Wireless

The theory of anonymous big data

May 15, 2013 2:42am

ITEM: Researchers claim to have developed a model for crunching the Big Data generated from cellular networks without revealing the identities of mobile users.

The research team from AT&T, Rutgers University, Princeton, and Loyola University has built a “mobility model” of Los Angeles and New York City, using location data points from mobile voice calls and text messages on AT&T’s network in those two cities. The model aggregates the data, produces representative “synthetic call records”, then mathematically obscures any data that could identify people, reports Technology Review:

The new approach starts by aggregating traces of real human movements, then identifying common locations that might indicate home, work, or school. Next, it creates a set of transportation models. These models generate route tracks of people that the researchers call “synthetic,” because they are merely representative of the aggregate data, and not of actual people.

But the third part is the key. Even these supposedly synthetic records can closely match real ones (especially when the underlying aggregate sample is small). So an algorithm, using an emerging technique known as differential privacy, calculates exactly how high this risk is, and how to reduce it by altering the data.

In other words, you can inject “noise” into the model, such as changing the aggregated home and work locations or call times to reduce reliance on the data of a single user.

That’s key because other research has already demonstrated that it’s possible to take anonymous mobile user data and pin down a person’s name and address with it.
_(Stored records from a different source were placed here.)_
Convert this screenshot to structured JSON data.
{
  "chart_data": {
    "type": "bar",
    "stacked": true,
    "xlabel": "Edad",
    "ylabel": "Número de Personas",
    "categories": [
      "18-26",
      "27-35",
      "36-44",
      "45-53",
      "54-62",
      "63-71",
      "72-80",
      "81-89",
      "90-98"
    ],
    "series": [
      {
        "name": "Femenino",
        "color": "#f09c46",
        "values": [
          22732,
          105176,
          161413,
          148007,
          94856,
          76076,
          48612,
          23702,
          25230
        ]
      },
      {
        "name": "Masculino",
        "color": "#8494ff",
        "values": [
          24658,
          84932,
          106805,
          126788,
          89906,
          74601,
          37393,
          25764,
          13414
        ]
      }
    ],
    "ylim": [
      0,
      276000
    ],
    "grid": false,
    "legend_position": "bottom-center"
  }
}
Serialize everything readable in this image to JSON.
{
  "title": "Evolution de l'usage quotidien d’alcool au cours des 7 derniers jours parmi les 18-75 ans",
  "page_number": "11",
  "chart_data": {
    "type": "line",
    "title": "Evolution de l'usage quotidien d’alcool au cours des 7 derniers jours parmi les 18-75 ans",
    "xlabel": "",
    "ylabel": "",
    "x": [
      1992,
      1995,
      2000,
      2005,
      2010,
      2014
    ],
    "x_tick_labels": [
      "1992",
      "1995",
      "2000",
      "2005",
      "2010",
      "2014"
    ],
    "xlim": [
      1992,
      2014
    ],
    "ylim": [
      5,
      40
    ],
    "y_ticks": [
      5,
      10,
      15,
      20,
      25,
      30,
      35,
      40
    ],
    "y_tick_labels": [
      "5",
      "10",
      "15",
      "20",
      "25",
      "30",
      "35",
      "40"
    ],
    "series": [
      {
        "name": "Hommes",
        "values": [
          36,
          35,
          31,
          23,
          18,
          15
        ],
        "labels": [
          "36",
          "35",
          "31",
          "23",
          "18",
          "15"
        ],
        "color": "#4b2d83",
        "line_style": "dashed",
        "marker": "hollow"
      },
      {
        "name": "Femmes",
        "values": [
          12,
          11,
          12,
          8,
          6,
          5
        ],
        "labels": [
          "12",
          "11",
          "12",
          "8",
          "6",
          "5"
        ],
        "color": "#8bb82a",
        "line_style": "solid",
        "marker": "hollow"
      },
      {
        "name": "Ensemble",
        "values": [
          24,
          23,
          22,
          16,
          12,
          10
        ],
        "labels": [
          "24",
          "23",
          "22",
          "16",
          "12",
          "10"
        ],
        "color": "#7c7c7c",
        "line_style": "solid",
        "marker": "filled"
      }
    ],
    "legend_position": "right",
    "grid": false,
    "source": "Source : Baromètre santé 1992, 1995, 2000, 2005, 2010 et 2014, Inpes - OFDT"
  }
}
In March, researchers at MIT and the Université Catholique de Louvain in Belgium took data from a million and a half mobile users and managed to identify 95% of them using just four location reference points.

The question, of course, is to what extent the above model will work in the real world, or how long it will take for someone to find a way around it.

For that matter, there’s also the question of how closely cellcos will follow that model, which will depend on things like the local regulatory environment and whether they can monetize anonymous data as effectively as identifiable data. While anonymous data is theoretically useful for things like street traffic planning and mapping out things like ethnic divides, malaria outbreaks and poverty levels, there’s not necessarily a commercial business model in there.

Also, there’s arguably competitive pressure from OTT internet players like Google and Facebook who are already gathering tons of user data for the benefit of their advertising customers (and, sometimes, whatever government agencies might want access to it). If they aren’t keeping all their data anonymous, why should cellcos be expected to do so?

Meanwhile, while we’re on Big Data, the commercial value therein and the level of anonymity it provides, you might want to check out this piece from Kate Crawford of the MIT Centre for Civic Media, which addresses five myths about Big Data, including this one: "Big Data Is Anonymous, so It Doesn't Invade Our Privacy."

Crawford’s verdict: “Flat-out wrong.”